Berwisata merupakan salah satu alternatif pilihan untuk berekreasi bersama Keluarga. Tak jarang banyak orang memilih untuk berwisata sejarah dibandingkan dengan wisata yang lainnya. Di Bengkulu banyak wisata sejarah yang kita temukan disana, mulai dari Benteng Malborough, Pemakaman Sentot Ali Basyah, Pemakaman Raja Inggris Stamford Raffless, Rumah Ibu Fatmawati, Rumah Pengasingan Bung Karno dan masih banyak yang lainnya.

Namun wisata bersejarah ini tidak mungkin kita kunjungi dalam waktu singkat, karena di Kota Bengkulu memiliki Museum Negeri yang berdiri sejak tahun 1978 yang berlokasi di Jalan Pembangunan No.8 Padang Harapan Kecamatan Gading Cempaka Kota Bengkulu.

Kami mengunjungi Museum Negeri pada hari Rabu ketika Pelajaran Sejarah setahun yang lalu. Pada waktu itu, kelompok belajar kami mengamati kebudayaan masyarakat Bengkulu pada masa lampau, seperti koleksi Pakaian Adat, Kain tenun dengan motif Kain Besurek, Rumah Adat Tradisional, Senjata Tradisional, dan Naskah tulisan huruf Ka Ga Nga yang berasal dari Suku Enggano.

Banyak sekali keunikan sejarah di Kota Bengkulu yang telah dikumpulkan di Museum. Salah satunya yaitu banyaknya temuan Arkeologis Kebudayaan Bengkulu telah berkembang sejak zaman Megalitikum seperti Menhir, Nekara, dan Kapak Persegi yang ditemukan di Kabupaten Bengkulu Selatan. Serta ditemukan Guci yang berasal dari Tiongkok ditemukan di Kabupaten Rejang Lebong.

Keunikan yang lainnya juga ditemukan dari sebuah Miniatur Rumah Adat Tradisional yang dibangun dengan gaya rumah panggung yang mirip dengan rumah adat di Provinsi Jambi. Namun, sebagian besar Rumah Adat Tradisional Bengkulu berhadapan dengan Jalan dengan bagian belakang yang menghadap matahari terbit. Hal ini dikonstruksikan agar cahaya matahari pagi dapat dengan mudah masuk ke dalam rumah sehingga udara di dalam rumah menjadi segar.

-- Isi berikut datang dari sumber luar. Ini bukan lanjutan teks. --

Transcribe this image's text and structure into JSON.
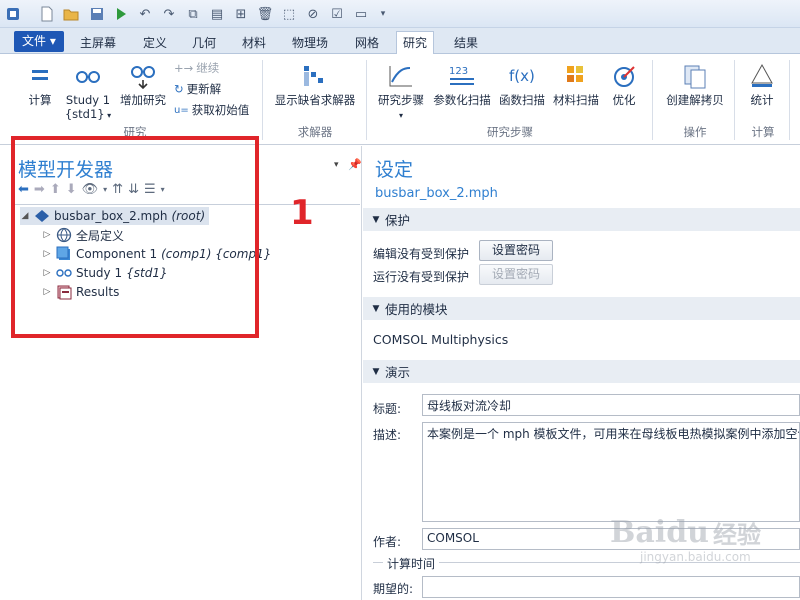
{
  "tabs": {
    "file": "文件 ▾",
    "items": [
      "主屏幕",
      "定义",
      "几何",
      "材料",
      "物理场",
      "网格",
      "研究",
      "结果"
    ],
    "active": "研究"
  },
  "ribbon": {
    "compute": "计算",
    "study1": "Study 1",
    "study1_sub": "{std1}",
    "add_study": "增加研究",
    "continue": "继续",
    "update": "更新解",
    "get_initial": "获取初始值",
    "group_study": "研究",
    "show_default_solver": "显示缺省求解器",
    "group_solver": "求解器",
    "study_steps": "研究步骤",
    "param_sweep": "参数化扫描",
    "func_sweep": "函数扫描",
    "mat_sweep": "材料扫描",
    "optimization": "优化",
    "group_steps": "研究步骤",
    "create_solution_copy": "创建解拷贝",
    "group_operation": "操作",
    "stats": "统计",
    "group_compute": "计算"
  },
  "left": {
    "title": "模型开发器",
    "tree": {
      "root_name": "busbar_box_2.mph",
      "root_tag": "(root)",
      "items": [
        {
          "label": "全局定义",
          "tag": ""
        },
        {
          "label": "Component 1",
          "tag": "(comp1) {comp1}"
        },
        {
          "label": "Study 1",
          "tag": "{std1}"
        },
        {
          "label": "Results",
          "tag": ""
        }
      ]
    }
  },
  "right": {
    "title": "设定",
    "subtitle": "busbar_box_2.mph",
    "protect": {
      "header": "保护",
      "edit_label": "编辑没有受到保护",
      "run_label": "运行没有受到保护",
      "set_password": "设置密码"
    },
    "modules": {
      "header": "使用的模块",
      "value": "COMSOL Multiphysics"
    },
    "presentation": {
      "header": "演示",
      "title_label": "标题:",
      "title_value": "母线板对流冷却",
      "desc_label": "描述:",
      "desc_value": "本案例是一个 mph 模板文件，可用来在母线板电热模拟案例中添加空气",
      "author_label": "作者:",
      "author_value": "COMSOL",
      "calc_time_header": "计算时间",
      "expected_label": "期望的:"
    }
  },
  "annotation": {
    "number": "1"
  },
  "watermark": {
    "brand": "Baidu",
    "sub": "经验",
    "url": "jingyan.baidu.com"
  }
}
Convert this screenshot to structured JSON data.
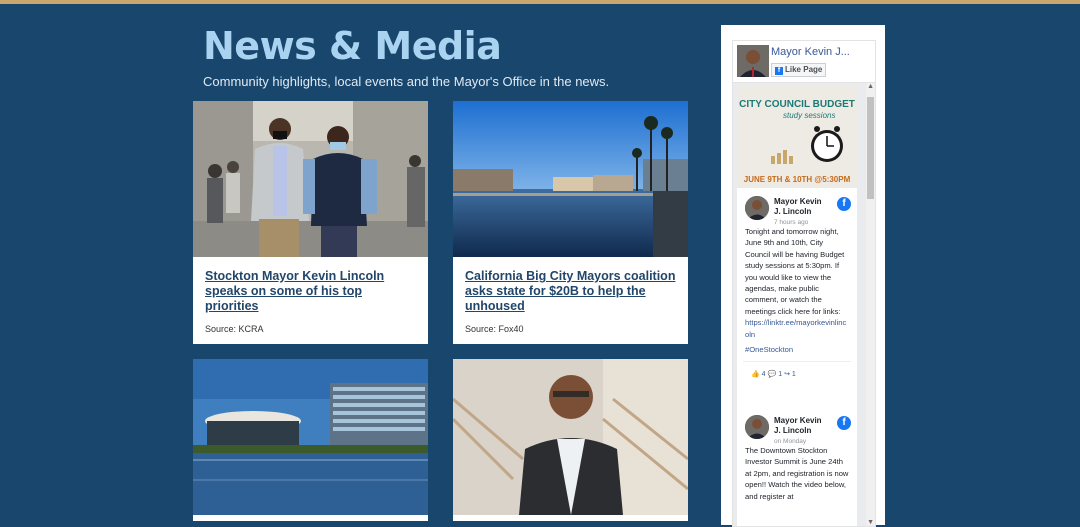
{
  "page": {
    "title": "News & Media",
    "subtitle": "Community highlights, local events and the Mayor's Office in the news."
  },
  "articles": [
    {
      "headline": "Stockton Mayor Kevin Lincoln speaks on some of his top priorities",
      "source": "Source: KCRA"
    },
    {
      "headline": "California Big City Mayors coalition asks state for $20B to help the unhoused",
      "source": "Source: Fox40"
    }
  ],
  "facebook": {
    "page_name": "Mayor Kevin J...",
    "like_label": "Like Page",
    "budget_image": {
      "line1": "CITY COUNCIL BUDGET",
      "line2": "study sessions",
      "line3": "JUNE 9TH & 10TH @5:30PM"
    },
    "posts": [
      {
        "author_line1": "Mayor Kevin",
        "author_line2": "J. Lincoln",
        "time": "7 hours ago",
        "text": "Tonight and tomorrow night, June 9th and 10th, City Council will be having Budget study sessions at 5:30pm. If you would like to view the agendas, make public comment, or watch the meetings click here for links:",
        "link": "https://linktr.ee/mayorkevinlincoln",
        "hashtag": "#OneStockton",
        "reactions": "4",
        "comments": "1",
        "shares": "1"
      },
      {
        "author_line1": "Mayor Kevin",
        "author_line2": "J. Lincoln",
        "time": "on Monday",
        "text": "The Downtown Stockton Investor Summit is June 24th at 2pm, and registration is now open!! Watch the video below, and register at"
      }
    ]
  },
  "colors": {
    "background": "#18466c",
    "title": "#a9d3f0",
    "headline": "#22466a",
    "facebook": "#1877f2"
  }
}
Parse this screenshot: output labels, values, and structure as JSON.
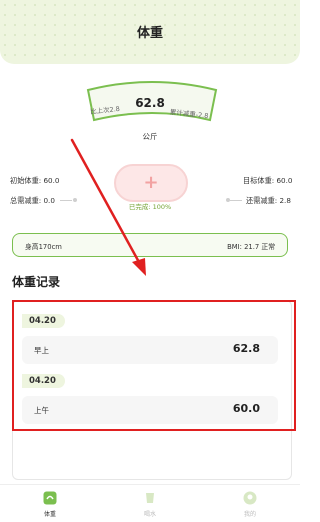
{
  "header": {
    "title": "体重"
  },
  "gauge": {
    "current": "62.8",
    "left_label": "比上次2.8",
    "right_label": "累计减重-2.8",
    "unit": "公斤"
  },
  "stats": {
    "initial": "初始体重: 60.0",
    "target": "目标体重: 60.0",
    "total_loss": "总需减重: 0.0",
    "remaining_loss": "还需减重: 2.8"
  },
  "progress": {
    "label": "已完成: 100%",
    "fraction": 1.0
  },
  "info": {
    "height": "身高170cm",
    "bmi": "BMI: 21.7 正常"
  },
  "records": {
    "section_title": "体重记录",
    "items": [
      {
        "date": "04.20",
        "label": "早上",
        "value": "62.8"
      },
      {
        "date": "04.20",
        "label": "上午",
        "value": "60.0"
      }
    ]
  },
  "nav": {
    "items": [
      {
        "label": "体重"
      },
      {
        "label": "喝水"
      },
      {
        "label": "我的"
      }
    ]
  },
  "colors": {
    "accent": "#7bbf4f",
    "header_bg": "#eef5df",
    "add_button": "#fde7e7",
    "highlight": "#e02020"
  }
}
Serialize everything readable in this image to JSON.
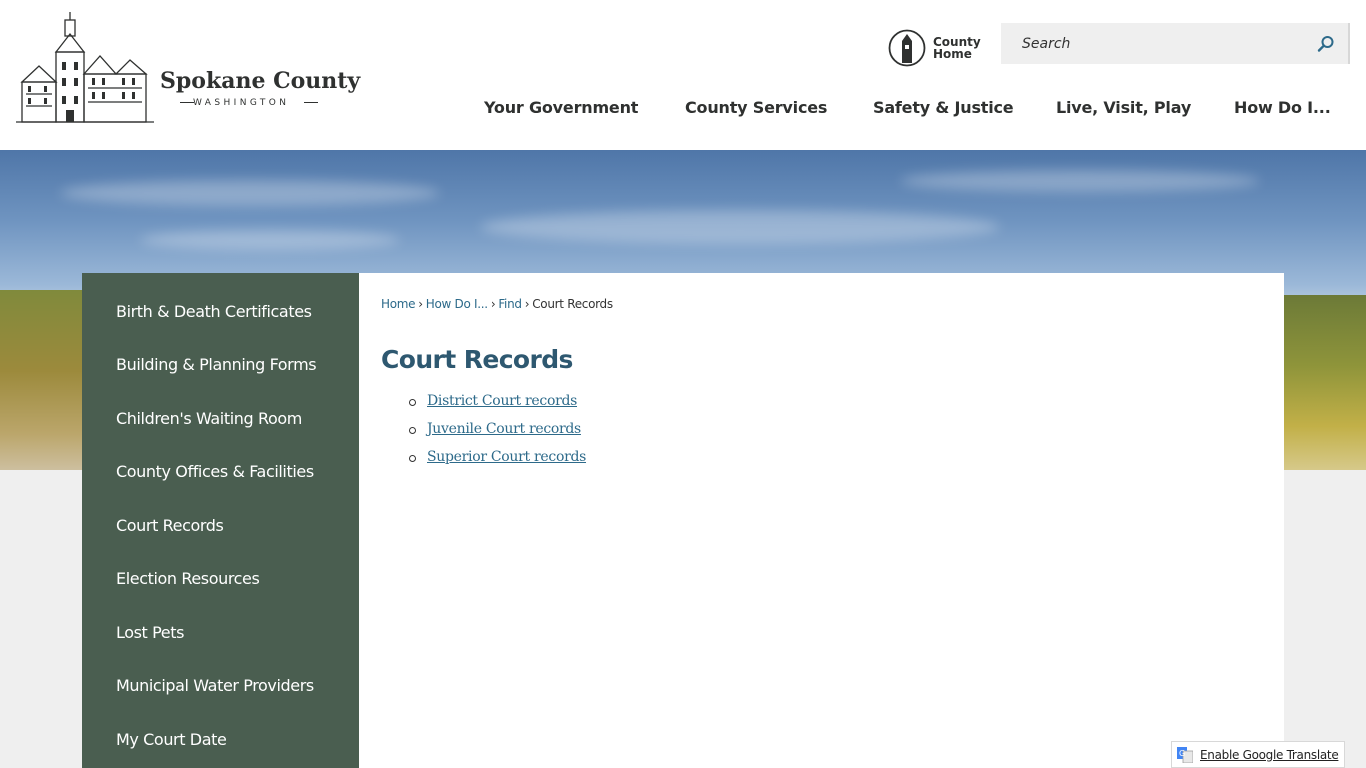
{
  "header": {
    "logo": {
      "name": "Spokane County",
      "sub": "WASHINGTON"
    },
    "county_home": {
      "line1": "County",
      "line2": "Home"
    },
    "search": {
      "placeholder": "Search"
    },
    "nav": [
      "Your Government",
      "County Services",
      "Safety & Justice",
      "Live, Visit, Play",
      "How Do I..."
    ]
  },
  "sidebar": {
    "items": [
      "Birth & Death Certificates",
      "Building & Planning Forms",
      "Children's Waiting Room",
      "County Offices & Facilities",
      "Court Records",
      "Election Resources",
      "Lost Pets",
      "Municipal Water Providers",
      "My Court Date"
    ]
  },
  "main": {
    "breadcrumb": [
      "Home",
      "How Do I...",
      "Find",
      "Court Records"
    ],
    "title": "Court Records",
    "links": [
      "District Court records",
      "Juvenile Court records",
      "Superior Court records"
    ]
  },
  "footer": {
    "translate_label": "Enable Google Translate"
  },
  "colors": {
    "sidebar_bg": "#4a5e50",
    "link": "#2d6a8a",
    "title": "#2e5870",
    "text_dark": "#2f3130"
  }
}
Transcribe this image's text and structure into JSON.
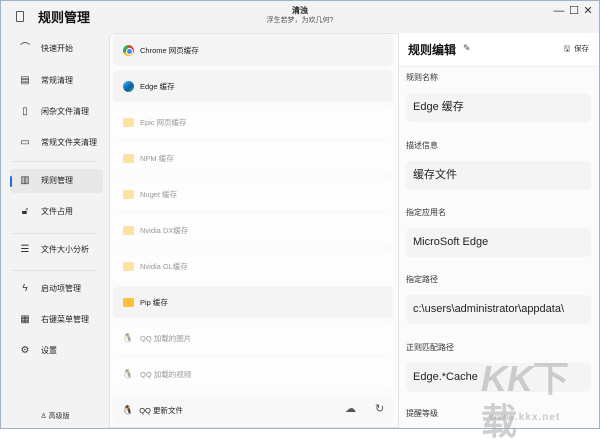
{
  "titlebar": {
    "app_title": "规则管理",
    "center_title": "清浊",
    "center_subtitle": "浮生若梦，为欢几何?",
    "minimize": "—",
    "maximize": "☐",
    "close": "✕"
  },
  "sidebar": {
    "items": [
      {
        "label": "快速开始",
        "icon": "gauge-icon",
        "glyph": "⌒"
      },
      {
        "label": "常规清理",
        "icon": "cleanup-icon",
        "glyph": "▤"
      },
      {
        "label": "闲杂文件清理",
        "icon": "file-chart-icon",
        "glyph": "▯"
      },
      {
        "label": "常规文件夹清理",
        "icon": "folder-icon",
        "glyph": "▭"
      },
      {
        "label": "规则管理",
        "icon": "rules-icon",
        "glyph": "▥"
      },
      {
        "label": "文件占用",
        "icon": "unlock-icon",
        "glyph": "🔓︎"
      },
      {
        "label": "文件大小分析",
        "icon": "list-icon",
        "glyph": "☰"
      },
      {
        "label": "启动项管理",
        "icon": "bolt-icon",
        "glyph": "ϟ"
      },
      {
        "label": "右键菜单管理",
        "icon": "menu-grid-icon",
        "glyph": "▦"
      },
      {
        "label": "设置",
        "icon": "gear-icon",
        "glyph": "⚙"
      }
    ],
    "pro_label": "高级版",
    "pro_glyph": "♙"
  },
  "rules": {
    "items": [
      {
        "label": "Chrome 网页缓存",
        "icon": "chrome",
        "enabled": true
      },
      {
        "label": "Edge 缓存",
        "icon": "edge",
        "enabled": true,
        "selected": true
      },
      {
        "label": "Epic 网页缓存",
        "icon": "folder",
        "enabled": false
      },
      {
        "label": "NPM 缓存",
        "icon": "folder",
        "enabled": false
      },
      {
        "label": "Nuget 缓存",
        "icon": "folder",
        "enabled": false
      },
      {
        "label": "Nvidia DX缓存",
        "icon": "folder",
        "enabled": false
      },
      {
        "label": "Nvidia GL缓存",
        "icon": "folder",
        "enabled": false
      },
      {
        "label": "Pip 缓存",
        "icon": "folder",
        "enabled": true
      },
      {
        "label": "QQ 加载的图片",
        "icon": "qq",
        "enabled": false
      },
      {
        "label": "QQ 加载的视频",
        "icon": "qq",
        "enabled": false
      }
    ],
    "bottom_item": {
      "label": "QQ 更新文件",
      "cloud": "☁",
      "refresh": "↻"
    },
    "qq_glyph": "🐧"
  },
  "editor": {
    "title": "规则编辑",
    "save_label": "保存",
    "save_glyph": "🖫",
    "edit_glyph": "✎",
    "fields": [
      {
        "label": "规则名称",
        "value": "Edge 缓存"
      },
      {
        "label": "描述信息",
        "value": "缓存文件"
      },
      {
        "label": "指定应用名",
        "value": "MicroSoft Edge"
      },
      {
        "label": "指定路径",
        "value": "c:\\users\\administrator\\appdata\\"
      },
      {
        "label": "正则匹配路径",
        "value": "Edge.*Cache"
      }
    ],
    "next_label": "提醒等级"
  },
  "watermark": {
    "logo": "KK下载",
    "url": "www.kkx.net"
  },
  "colors": {
    "accent": "#1c6ee8",
    "folder": "#fbc13a"
  }
}
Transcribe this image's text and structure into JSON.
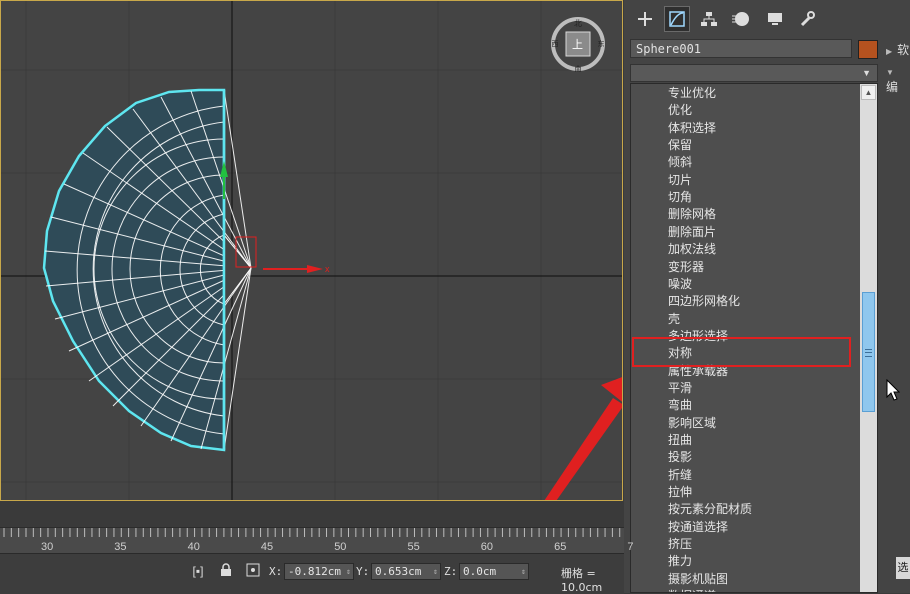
{
  "command_panel": {
    "object_name": "Sphere001",
    "object_color": "#b5521f",
    "tabs": [
      "create-icon",
      "modify-icon",
      "hierarchy-icon",
      "motion-icon",
      "display-icon",
      "utilities-icon"
    ],
    "side_labels": [
      "软",
      "编"
    ],
    "modifier_list_value": ""
  },
  "modifier_list": {
    "items": [
      "专业优化",
      "优化",
      "体积选择",
      "保留",
      "倾斜",
      "切片",
      "切角",
      "删除网格",
      "删除面片",
      "加权法线",
      "变形器",
      "噪波",
      "四边形网格化",
      "壳",
      "多边形选择",
      "对称",
      "属性承载器",
      "平滑",
      "弯曲",
      "影响区域",
      "扭曲",
      "投影",
      "折缝",
      "拉伸",
      "按元素分配材质",
      "按通道选择",
      "挤压",
      "推力",
      "摄影机贴图",
      "数据通道"
    ],
    "highlighted": "对称",
    "scroll_position": 0.45
  },
  "viewport": {
    "viewcube_label": "上"
  },
  "timeline": {
    "ruler_ticks": [
      "30",
      "35",
      "40",
      "45",
      "50",
      "55",
      "60",
      "65",
      "7"
    ]
  },
  "status": {
    "x_label": "X:",
    "x_value": "-0.812cm",
    "y_label": "Y:",
    "y_value": "0.653cm",
    "z_label": "Z:",
    "z_value": "0.0cm",
    "grid_text": "栅格 = 10.0cm",
    "right_button": "选"
  },
  "colors": {
    "selection_outline": "#5ee6f0",
    "annotation_red": "#e02020",
    "gizmo_x": "#e02020",
    "gizmo_y": "#22c040"
  }
}
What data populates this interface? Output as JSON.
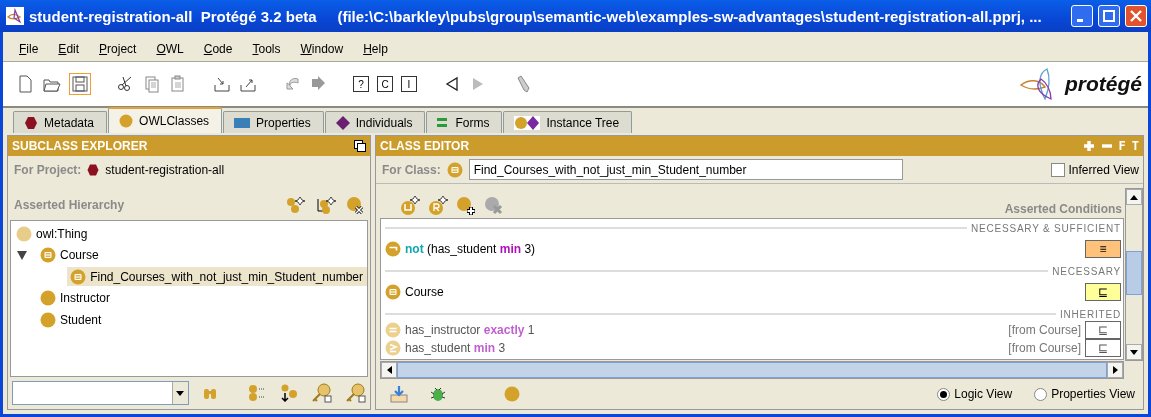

Selain itu konstruksi rumah adat dibuat miring dengan bangunan dibuat besar keatas sehingga rumah adat dapat menahan terpaan angin serta rumah adat dapat berdiri kokoh dan tahan lama. Salah satu contoh Rumah Adat Tradisional yang menjadi salah satu Koleksi di Museum Negeri yaitu Rumah Yup Kadie berasal dari Suku Enggano, Rumah Bubungan Lima berasal dari Suku Melayu, dan Rumah Berugau berasal dari Suku Serawai. Hal ini diungkapakan oleh salah satu Pegawai di museum yang menjadi Pemandu kami pada saat itu.

Ada satu lagi Koleksi Museum Negeri Bengkulu yang tidak asing bagi kita yaitu Batik Besurek. Kain tenun Batik Besurek yang berasal dari suku enggano merupakan salah satu koleksi di Museum Negeri Bengkulu. Kain besurek memiliki motif seperti huruf Kaligrafi Arab yang tidak bisa dibaca karena jika huruf Kaligrafi Arab bisa dibaca, maka kain besurek ini tidak bisa digunakan atau dipakai karena menurut ajaran islam Kaligrafi Arab yang merupakan ayat suci Al-Qur’an tidak boleh diletakkan di sembarang tempat apalagi digunakan sebagai pakaian. Sehingga motif kain besurek yang digunakan yaitu Kaligrafi Arab yang tidak bisa dibaca agar tidak menimbulkan pertentangan antara umat islam serta dijadikan sebagai unsur keindahan.

Dari sekian banyak keunikan budaya di Kota Bengkulu yang telah menjadi Koleksi di Museum Negeri Bengkulu, maka kita sebagai warga Bengkulu hendaknya mencintai Warisan Budaya kita serta menambah wawasan Ilmu Pengetahuan kita mengenai tempat-tempat yang mengandung nilai sejarah yang merupakan warisan nenek moyang kita. Warisan budaya inilah yang menjadi perjalanan sejarah daerah kita untuk bekal anak dan cucu kita di masa depan.